2. For the algebraically inclined,  this translates to A+B = B (A/B + 1)

Friday, March 10, 2017

Factoring in change

The balance of my life is shifting again, neither Crash nor the Egg will be home this summer, one is doing math research on the east coast, the other stage managing a production of Macbeth in the west.  The last time Math Man and I had no children at home in a summer, we'd been married less than a year.  This coming fall we'll have been married for a quarter of a century.
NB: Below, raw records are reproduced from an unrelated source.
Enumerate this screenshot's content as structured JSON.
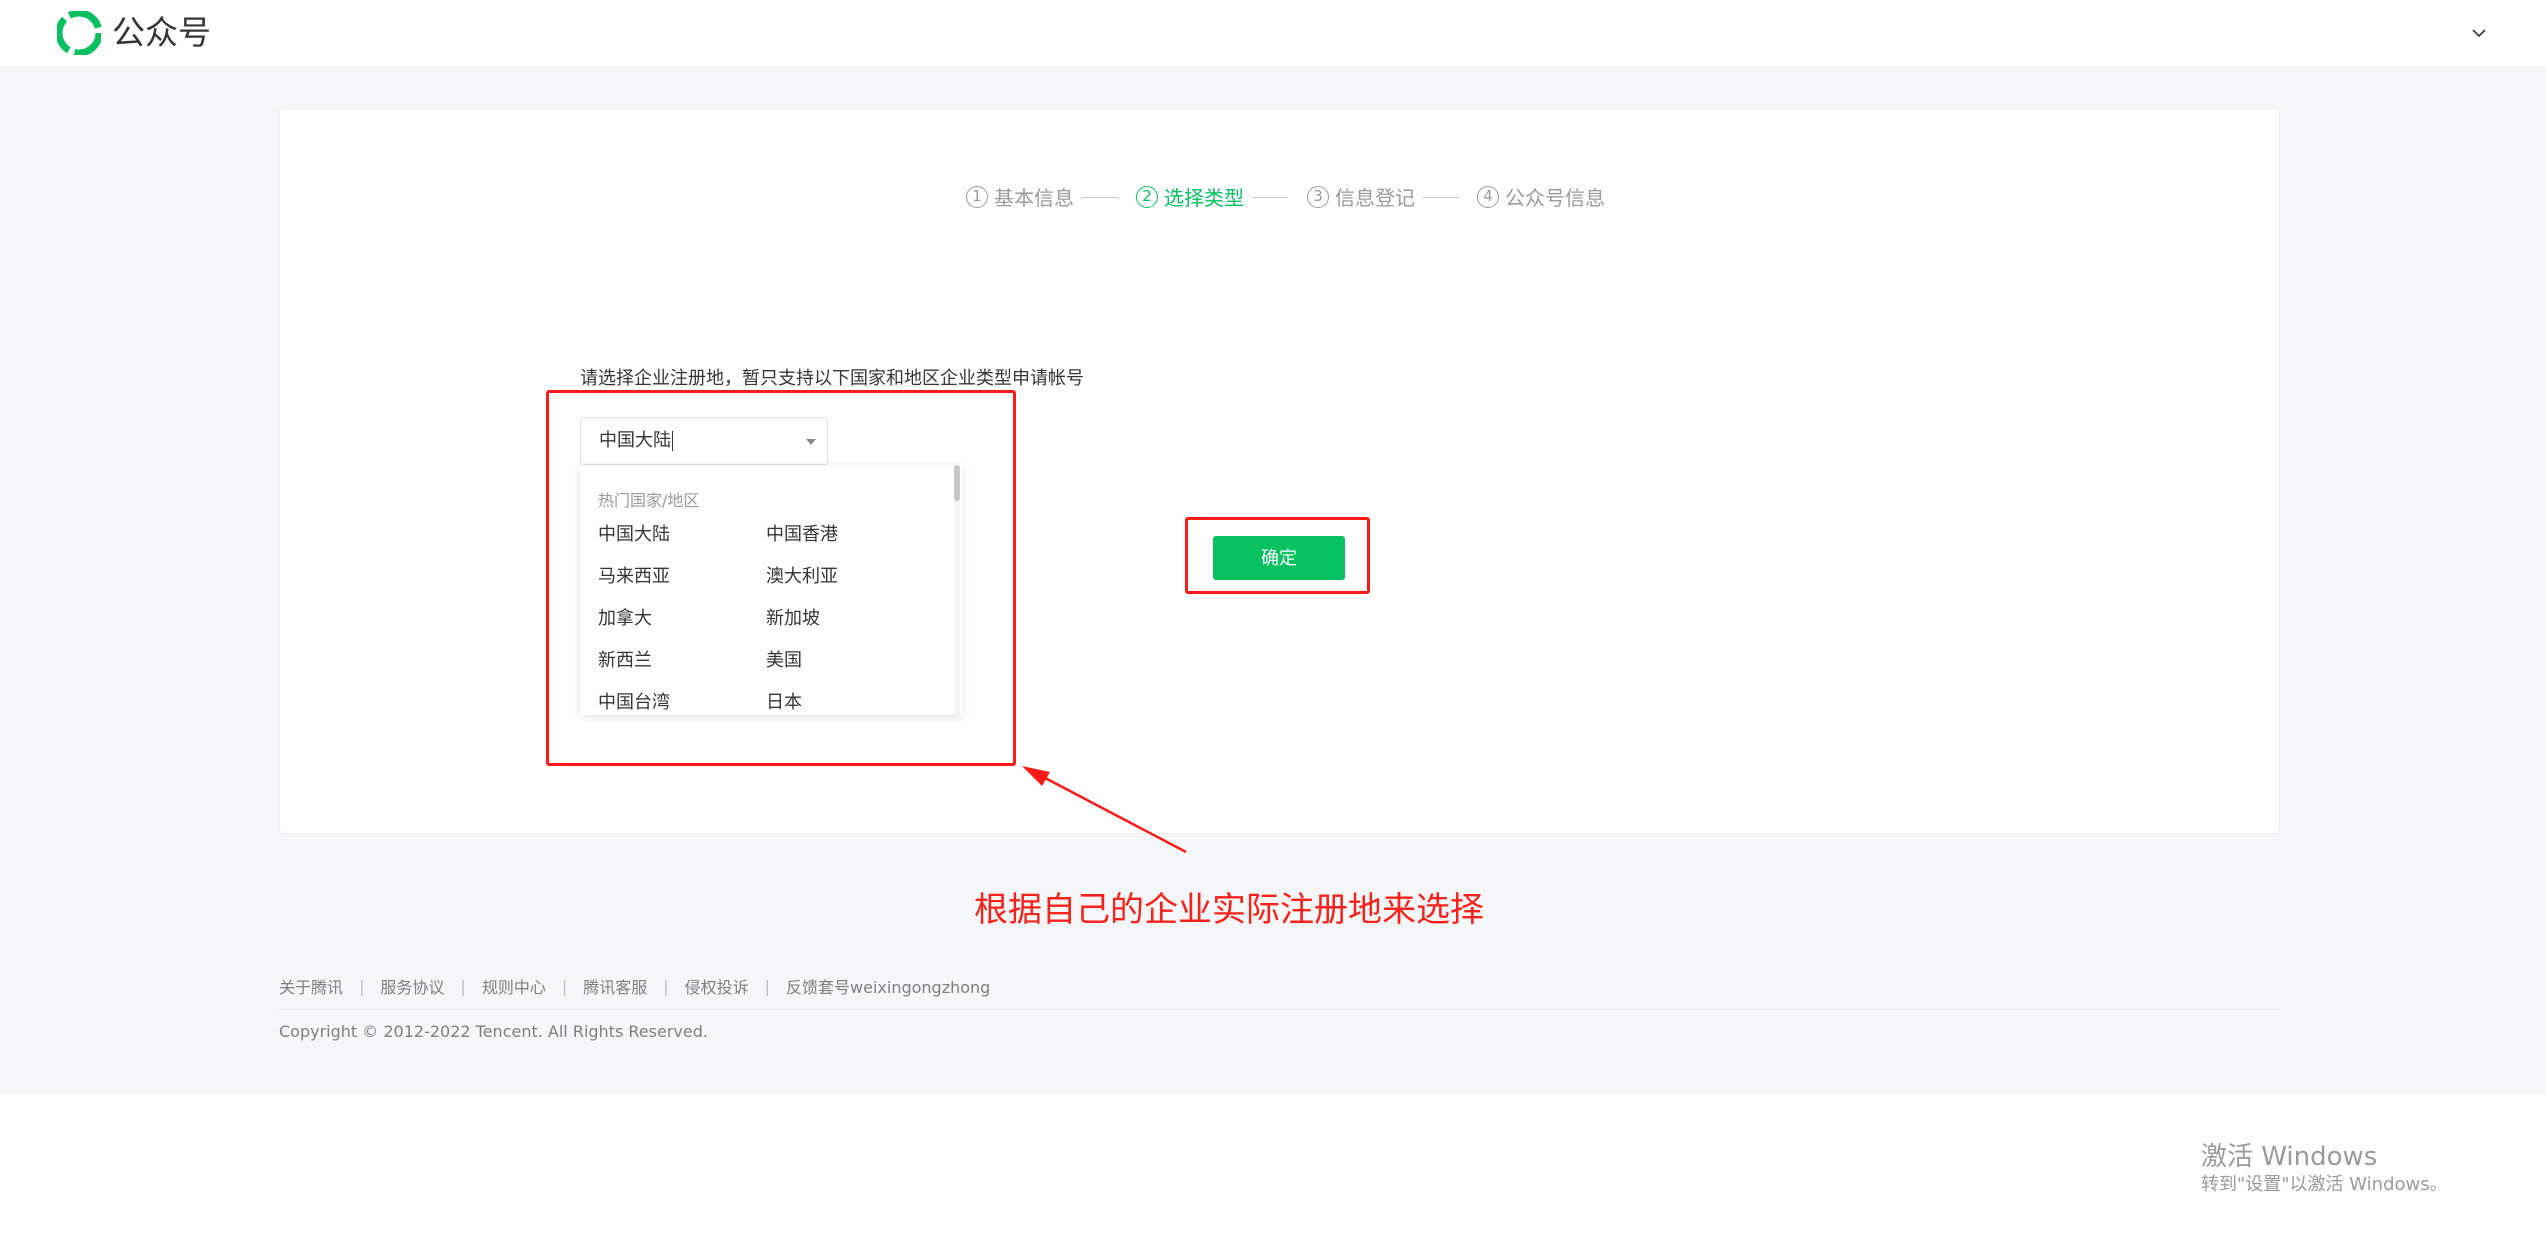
{
  "header": {
    "logo_text": "公众号",
    "brand_color": "#07c160",
    "icons": {
      "logo": "wechat-official-account-logo",
      "account_menu": "chevron-down-icon"
    }
  },
  "steps": [
    {
      "num": "1",
      "label": "基本信息",
      "active": false
    },
    {
      "num": "2",
      "label": "选择类型",
      "active": true
    },
    {
      "num": "3",
      "label": "信息登记",
      "active": false
    },
    {
      "num": "4",
      "label": "公众号信息",
      "active": false
    }
  ],
  "region": {
    "prompt": "请选择企业注册地，暂只支持以下国家和地区企业类型申请帐号",
    "selected": "中国大陆",
    "dropdown": {
      "group_title": "热门国家/地区",
      "options": [
        "中国大陆",
        "中国香港",
        "马来西亚",
        "澳大利亚",
        "加拿大",
        "新加坡",
        "新西兰",
        "美国",
        "中国台湾",
        "日本"
      ]
    }
  },
  "confirm_label": "确定",
  "annotation": {
    "text": "根据自己的企业实际注册地来选择",
    "color": "#f5231b"
  },
  "footer": {
    "links": [
      "关于腾讯",
      "服务协议",
      "规则中心",
      "腾讯客服",
      "侵权投诉",
      "反馈套号weixingongzhong"
    ],
    "separator": "|",
    "copyright": "Copyright © 2012-2022 Tencent. All Rights Reserved."
  },
  "windows_watermark": {
    "title": "激活 Windows",
    "subtitle": "转到\"设置\"以激活 Windows。"
  }
}
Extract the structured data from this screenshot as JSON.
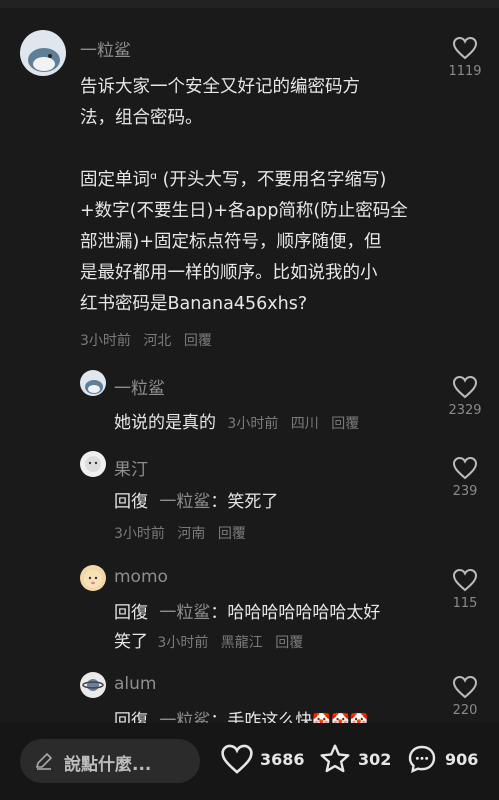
{
  "comments": [
    {
      "username": "一粒鲨",
      "lines": [
        "告诉大家一个安全又好记的编密码方",
        "法，组合密码。",
        "",
        "固定单词ᵅ (开头大写，不要用名字缩写)",
        "+数字(不要生日)+各app简称(防止密码全",
        "部泄漏)+固定标点符号，顺序随便，但",
        "是最好都用一样的顺序。比如说我的小",
        "红书密码是Banana456xhs?"
      ],
      "time": "3小时前",
      "location": "河北",
      "reply_label": "回覆",
      "likes": "1119"
    }
  ],
  "replies": [
    {
      "username": "一粒鲨",
      "text": "她说的是真的",
      "time": "3小时前",
      "location": "四川",
      "reply_label": "回覆",
      "likes": "2329"
    },
    {
      "username": "果汀",
      "prefix": "回復",
      "reply_to": "一粒鲨",
      "text": "：笑死了",
      "time": "3小时前",
      "location": "河南",
      "reply_label": "回覆",
      "likes": "239"
    },
    {
      "username": "momo",
      "prefix": "回復",
      "reply_to": "一粒鲨",
      "text": "：哈哈哈哈哈哈哈太好",
      "text2": "笑了",
      "time": "3小时前",
      "location": "黑龍江",
      "reply_label": "回覆",
      "likes": "115"
    },
    {
      "username": "alum",
      "prefix": "回復",
      "reply_to": "一粒鲨",
      "text": "：手咋这么快",
      "emojis": "🤡🤡🤡",
      "likes": "220"
    }
  ],
  "bottom": {
    "placeholder": "說點什麼...",
    "likes": "3686",
    "stars": "302",
    "comments": "906"
  }
}
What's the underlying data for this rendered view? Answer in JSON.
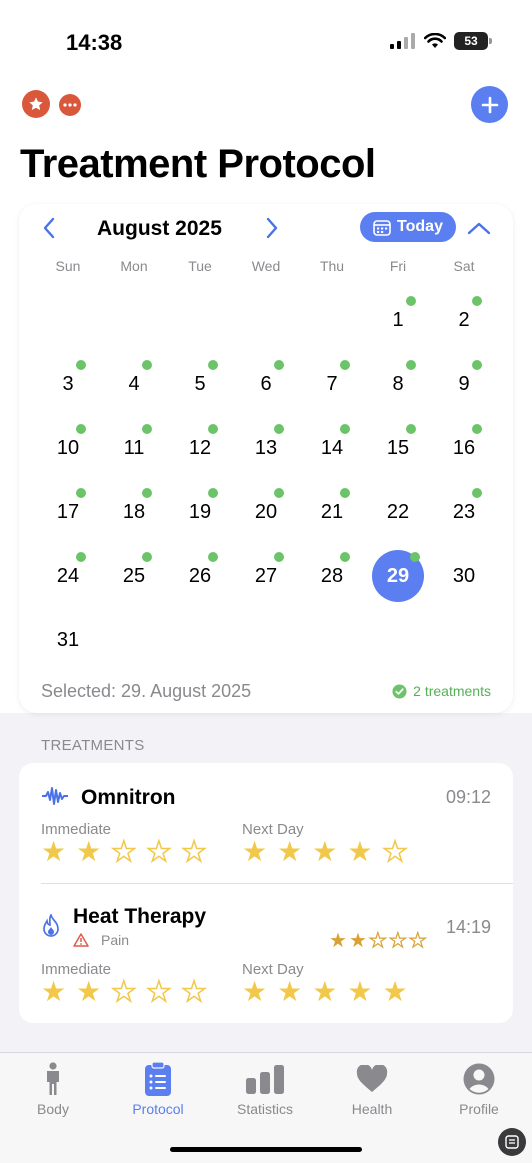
{
  "status_bar": {
    "time": "14:38",
    "battery": "53"
  },
  "header": {
    "title": "Treatment Protocol"
  },
  "calendar": {
    "month": "August 2025",
    "today_label": "Today",
    "weekdays": [
      "Sun",
      "Mon",
      "Tue",
      "Wed",
      "Thu",
      "Fri",
      "Sat"
    ],
    "first_weekday_index": 5,
    "days_in_month": 31,
    "selected_day": 29,
    "days_with_entries": [
      1,
      2,
      3,
      4,
      5,
      6,
      7,
      8,
      9,
      10,
      11,
      12,
      13,
      14,
      15,
      16,
      17,
      18,
      19,
      20,
      21,
      23,
      24,
      25,
      26,
      27,
      28,
      29
    ],
    "selected_text": "Selected: 29. August 2025",
    "treatment_count": "2 treatments",
    "accent_color": "#5b7ef0",
    "entry_dot_color": "#6cc46a"
  },
  "treatments": {
    "section_label": "TREATMENTS",
    "items": [
      {
        "name": "Omnitron",
        "icon": "waveform-icon",
        "time": "09:12",
        "immediate_label": "Immediate",
        "immediate_rating": 2,
        "next_day_label": "Next Day",
        "next_day_rating": 4
      },
      {
        "name": "Heat Therapy",
        "icon": "flame-icon",
        "time": "14:19",
        "tag_label": "Pain",
        "tag_icon": "warning-icon",
        "tag_rating": 2,
        "immediate_label": "Immediate",
        "immediate_rating": 2,
        "next_day_label": "Next Day",
        "next_day_rating": 5
      }
    ]
  },
  "tab_bar": {
    "tabs": [
      {
        "label": "Body",
        "icon": "person-icon"
      },
      {
        "label": "Protocol",
        "icon": "clipboard-icon",
        "active": true
      },
      {
        "label": "Statistics",
        "icon": "bar-chart-icon"
      },
      {
        "label": "Health",
        "icon": "heart-icon"
      },
      {
        "label": "Profile",
        "icon": "profile-icon"
      }
    ]
  }
}
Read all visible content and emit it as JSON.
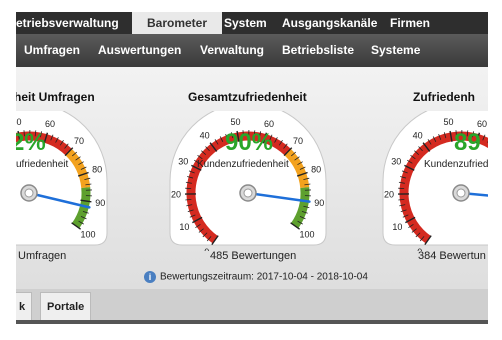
{
  "topnav": {
    "items": [
      "etriebsverwaltung",
      "Barometer",
      "System",
      "Ausgangskanäle",
      "Firmen"
    ],
    "active_index": 1
  },
  "subnav": {
    "items": [
      "Umfragen",
      "Auswertungen",
      "Verwaltung",
      "Betriebsliste",
      "Systeme"
    ]
  },
  "gauges": [
    {
      "title": "heit Umfragen",
      "value_text": "2%",
      "value": 92,
      "label": "ufriedenheit",
      "count_text": "Umfragen"
    },
    {
      "title": "Gesamtzufriedenheit",
      "value_text": "90%",
      "value": 90,
      "label": "Kundenzufriedenheit",
      "count_text": "485 Bewertungen"
    },
    {
      "title": "Zufriedenh",
      "value_text": "89",
      "value": 89,
      "label": "Kundenzufriedenh",
      "count_text": "384 Bewertun"
    }
  ],
  "scale_labels": [
    "0",
    "10",
    "20",
    "30",
    "40",
    "50",
    "60",
    "70",
    "80",
    "90",
    "100"
  ],
  "period_text": "Bewertungszeitraum: 2017-10-04 - 2018-10-04",
  "info_icon_text": "i",
  "tabs": [
    "k",
    "Portale"
  ],
  "colors": {
    "red": "#d42a20",
    "orange": "#f3a21e",
    "green": "#5ea02e",
    "needle": "#1e6fd9",
    "percent": "#2aa52a"
  }
}
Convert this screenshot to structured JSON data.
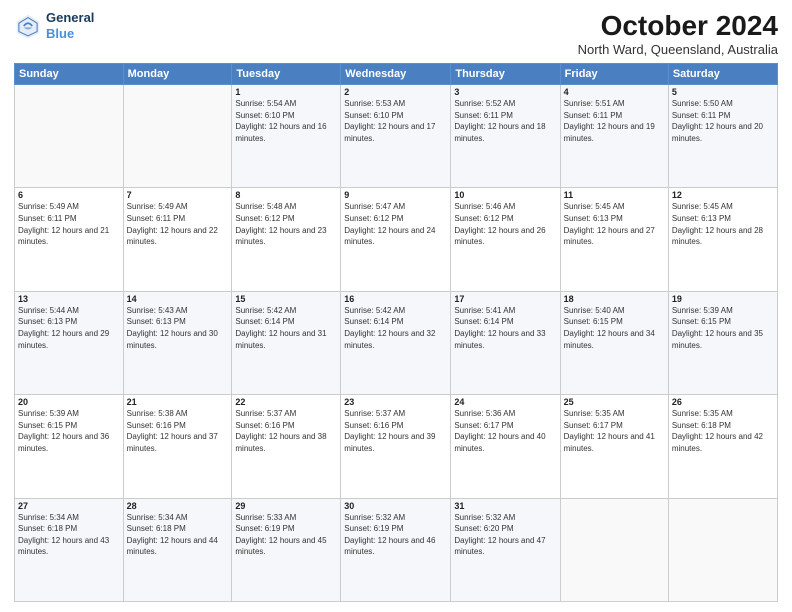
{
  "header": {
    "logo_line1": "General",
    "logo_line2": "Blue",
    "month": "October 2024",
    "location": "North Ward, Queensland, Australia"
  },
  "weekdays": [
    "Sunday",
    "Monday",
    "Tuesday",
    "Wednesday",
    "Thursday",
    "Friday",
    "Saturday"
  ],
  "weeks": [
    [
      {
        "day": "",
        "sunrise": "",
        "sunset": "",
        "daylight": ""
      },
      {
        "day": "",
        "sunrise": "",
        "sunset": "",
        "daylight": ""
      },
      {
        "day": "1",
        "sunrise": "Sunrise: 5:54 AM",
        "sunset": "Sunset: 6:10 PM",
        "daylight": "Daylight: 12 hours and 16 minutes."
      },
      {
        "day": "2",
        "sunrise": "Sunrise: 5:53 AM",
        "sunset": "Sunset: 6:10 PM",
        "daylight": "Daylight: 12 hours and 17 minutes."
      },
      {
        "day": "3",
        "sunrise": "Sunrise: 5:52 AM",
        "sunset": "Sunset: 6:11 PM",
        "daylight": "Daylight: 12 hours and 18 minutes."
      },
      {
        "day": "4",
        "sunrise": "Sunrise: 5:51 AM",
        "sunset": "Sunset: 6:11 PM",
        "daylight": "Daylight: 12 hours and 19 minutes."
      },
      {
        "day": "5",
        "sunrise": "Sunrise: 5:50 AM",
        "sunset": "Sunset: 6:11 PM",
        "daylight": "Daylight: 12 hours and 20 minutes."
      }
    ],
    [
      {
        "day": "6",
        "sunrise": "Sunrise: 5:49 AM",
        "sunset": "Sunset: 6:11 PM",
        "daylight": "Daylight: 12 hours and 21 minutes."
      },
      {
        "day": "7",
        "sunrise": "Sunrise: 5:49 AM",
        "sunset": "Sunset: 6:11 PM",
        "daylight": "Daylight: 12 hours and 22 minutes."
      },
      {
        "day": "8",
        "sunrise": "Sunrise: 5:48 AM",
        "sunset": "Sunset: 6:12 PM",
        "daylight": "Daylight: 12 hours and 23 minutes."
      },
      {
        "day": "9",
        "sunrise": "Sunrise: 5:47 AM",
        "sunset": "Sunset: 6:12 PM",
        "daylight": "Daylight: 12 hours and 24 minutes."
      },
      {
        "day": "10",
        "sunrise": "Sunrise: 5:46 AM",
        "sunset": "Sunset: 6:12 PM",
        "daylight": "Daylight: 12 hours and 26 minutes."
      },
      {
        "day": "11",
        "sunrise": "Sunrise: 5:45 AM",
        "sunset": "Sunset: 6:13 PM",
        "daylight": "Daylight: 12 hours and 27 minutes."
      },
      {
        "day": "12",
        "sunrise": "Sunrise: 5:45 AM",
        "sunset": "Sunset: 6:13 PM",
        "daylight": "Daylight: 12 hours and 28 minutes."
      }
    ],
    [
      {
        "day": "13",
        "sunrise": "Sunrise: 5:44 AM",
        "sunset": "Sunset: 6:13 PM",
        "daylight": "Daylight: 12 hours and 29 minutes."
      },
      {
        "day": "14",
        "sunrise": "Sunrise: 5:43 AM",
        "sunset": "Sunset: 6:13 PM",
        "daylight": "Daylight: 12 hours and 30 minutes."
      },
      {
        "day": "15",
        "sunrise": "Sunrise: 5:42 AM",
        "sunset": "Sunset: 6:14 PM",
        "daylight": "Daylight: 12 hours and 31 minutes."
      },
      {
        "day": "16",
        "sunrise": "Sunrise: 5:42 AM",
        "sunset": "Sunset: 6:14 PM",
        "daylight": "Daylight: 12 hours and 32 minutes."
      },
      {
        "day": "17",
        "sunrise": "Sunrise: 5:41 AM",
        "sunset": "Sunset: 6:14 PM",
        "daylight": "Daylight: 12 hours and 33 minutes."
      },
      {
        "day": "18",
        "sunrise": "Sunrise: 5:40 AM",
        "sunset": "Sunset: 6:15 PM",
        "daylight": "Daylight: 12 hours and 34 minutes."
      },
      {
        "day": "19",
        "sunrise": "Sunrise: 5:39 AM",
        "sunset": "Sunset: 6:15 PM",
        "daylight": "Daylight: 12 hours and 35 minutes."
      }
    ],
    [
      {
        "day": "20",
        "sunrise": "Sunrise: 5:39 AM",
        "sunset": "Sunset: 6:15 PM",
        "daylight": "Daylight: 12 hours and 36 minutes."
      },
      {
        "day": "21",
        "sunrise": "Sunrise: 5:38 AM",
        "sunset": "Sunset: 6:16 PM",
        "daylight": "Daylight: 12 hours and 37 minutes."
      },
      {
        "day": "22",
        "sunrise": "Sunrise: 5:37 AM",
        "sunset": "Sunset: 6:16 PM",
        "daylight": "Daylight: 12 hours and 38 minutes."
      },
      {
        "day": "23",
        "sunrise": "Sunrise: 5:37 AM",
        "sunset": "Sunset: 6:16 PM",
        "daylight": "Daylight: 12 hours and 39 minutes."
      },
      {
        "day": "24",
        "sunrise": "Sunrise: 5:36 AM",
        "sunset": "Sunset: 6:17 PM",
        "daylight": "Daylight: 12 hours and 40 minutes."
      },
      {
        "day": "25",
        "sunrise": "Sunrise: 5:35 AM",
        "sunset": "Sunset: 6:17 PM",
        "daylight": "Daylight: 12 hours and 41 minutes."
      },
      {
        "day": "26",
        "sunrise": "Sunrise: 5:35 AM",
        "sunset": "Sunset: 6:18 PM",
        "daylight": "Daylight: 12 hours and 42 minutes."
      }
    ],
    [
      {
        "day": "27",
        "sunrise": "Sunrise: 5:34 AM",
        "sunset": "Sunset: 6:18 PM",
        "daylight": "Daylight: 12 hours and 43 minutes."
      },
      {
        "day": "28",
        "sunrise": "Sunrise: 5:34 AM",
        "sunset": "Sunset: 6:18 PM",
        "daylight": "Daylight: 12 hours and 44 minutes."
      },
      {
        "day": "29",
        "sunrise": "Sunrise: 5:33 AM",
        "sunset": "Sunset: 6:19 PM",
        "daylight": "Daylight: 12 hours and 45 minutes."
      },
      {
        "day": "30",
        "sunrise": "Sunrise: 5:32 AM",
        "sunset": "Sunset: 6:19 PM",
        "daylight": "Daylight: 12 hours and 46 minutes."
      },
      {
        "day": "31",
        "sunrise": "Sunrise: 5:32 AM",
        "sunset": "Sunset: 6:20 PM",
        "daylight": "Daylight: 12 hours and 47 minutes."
      },
      {
        "day": "",
        "sunrise": "",
        "sunset": "",
        "daylight": ""
      },
      {
        "day": "",
        "sunrise": "",
        "sunset": "",
        "daylight": ""
      }
    ]
  ]
}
So it's been a long time, and things are shifting.

One marker of the shift is the pizza dough recipe, posted at the moment for easy Lenten reference on the hood of the stove.  It has pencilled in amounts  for 1 crust, a version for 2 (the standard recipe), for 4, for 6.  I've made it just for me, living solo, for us as a couple, for a family including teenaged boys, enough for snacks for a party of hungry teens.

It's such a tangible marker, the size of the ball of dough under my hands as I knead it before a quick rise. Like a family, it's a living, ever changing thing.  Growing and shrinking in turns, many possibilities caught in its web of proteins.  I miss the substantial feel of the larger ball, but take heart in knowing that the dough is rising in other places, too.